27 March 2009

The irony of fear and hunger

PTSD sees danger everywhere. The health of PTSD sufferers becomes injured by the unrelenting excess of stress such hyper-vigilance produces in a body.

The right-wing 's insistence on seeing the nation's economics as based on unrelenting and insatiable scarcity, and on seeing the nation's politics as based on imminent, clear and present danger drives the society into a stressed-out state that is a kind of national PTSD.

What allows people to believe in their own safety and abundance is a faith in divine providence. A national PTSD is like the loss of faith in divine providence.
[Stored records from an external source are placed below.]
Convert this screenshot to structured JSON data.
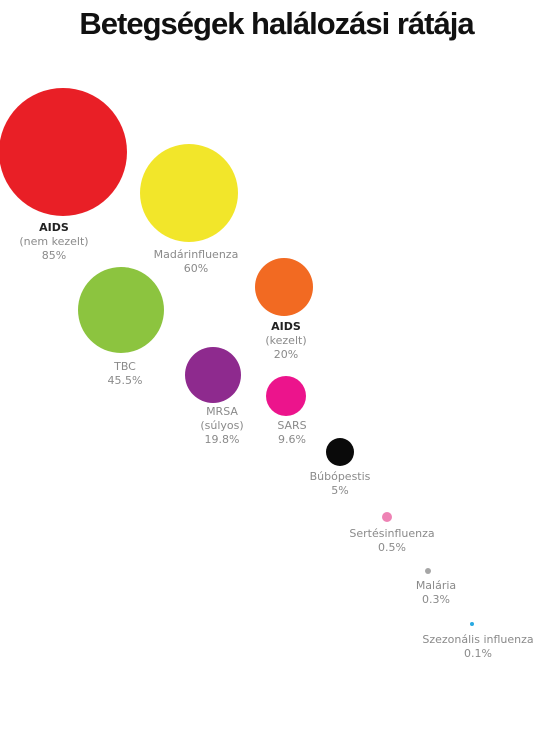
{
  "title": "Betegségek halálozási rátája",
  "chart_data": {
    "type": "bubble",
    "title": "Betegségek halálozási rátája",
    "unit": "%",
    "items": [
      {
        "lines": [
          "AIDS",
          "(nem kezelt)"
        ],
        "value_label": "85%",
        "value": 85,
        "color": "#e91f26",
        "strong": true
      },
      {
        "lines": [
          "Madárinfluenza"
        ],
        "value_label": "60%",
        "value": 60,
        "color": "#f2e62a",
        "strong": false
      },
      {
        "lines": [
          "TBC"
        ],
        "value_label": "45.5%",
        "value": 45.5,
        "color": "#8cc43f",
        "strong": false
      },
      {
        "lines": [
          "AIDS",
          "(kezelt)"
        ],
        "value_label": "20%",
        "value": 20,
        "color": "#f26a22",
        "strong": true
      },
      {
        "lines": [
          "MRSA",
          "(súlyos)"
        ],
        "value_label": "19.8%",
        "value": 19.8,
        "color": "#8e2a8e",
        "strong": false
      },
      {
        "lines": [
          "SARS"
        ],
        "value_label": "9.6%",
        "value": 9.6,
        "color": "#ec148c",
        "strong": false
      },
      {
        "lines": [
          "Búbópestis"
        ],
        "value_label": "5%",
        "value": 5,
        "color": "#0a0a0a",
        "strong": false
      },
      {
        "lines": [
          "Sertésinfluenza"
        ],
        "value_label": "0.5%",
        "value": 0.5,
        "color": "#ee82b4",
        "strong": false
      },
      {
        "lines": [
          "Malária"
        ],
        "value_label": "0.3%",
        "value": 0.3,
        "color": "#a6a6a6",
        "strong": false
      },
      {
        "lines": [
          "Szezonális influenza"
        ],
        "value_label": "0.1%",
        "value": 0.1,
        "color": "#2aaae2",
        "strong": false
      }
    ]
  }
}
Lose faith in divine providence and it makes people believe they need to feed themselves all the time; and it makes them spend their waking moments looking over their shoulders for the enemies lurking in the shadows. National PTSD results in a people that becomes obese and terrified.
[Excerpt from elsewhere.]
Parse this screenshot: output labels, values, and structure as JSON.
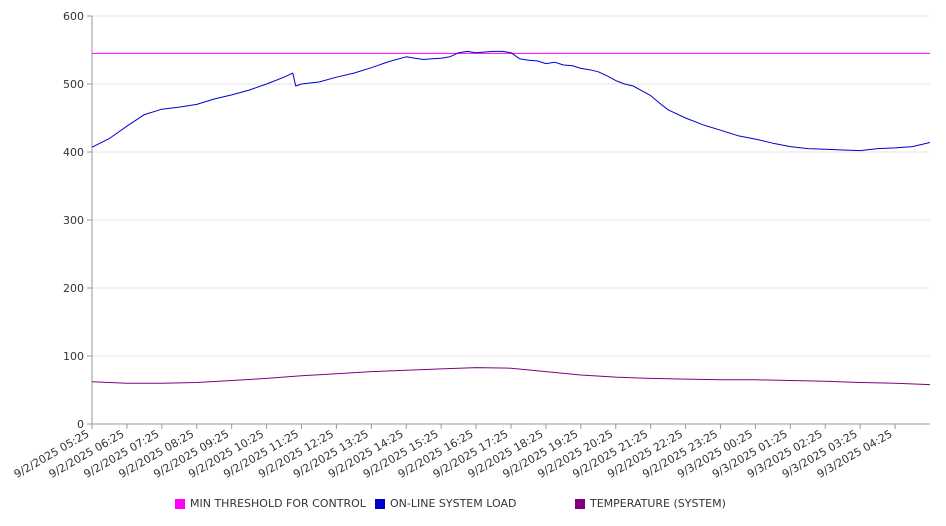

A people that loses faith in divine providence develops the a yearning for strong leadership--a leadership that must be allowed, nay, even encouraged, to do whatever it takes to sustain the excess consumption and to secure their (what they perceive to be) vulnerable borders. To accomplish those objectives, the leaders encourage the people to violate the boundaries of the gifts of divine grace and bounty. The nation is driven to use up the creative fundament of the nation's productivity. That leads eventually to the exhaustion of the society and the ultimate collapse of its civilization and the values it promotes.

A nation that lives in a state of unrelenting fear and hunger will collapse under the weight of its own stresses and distresses.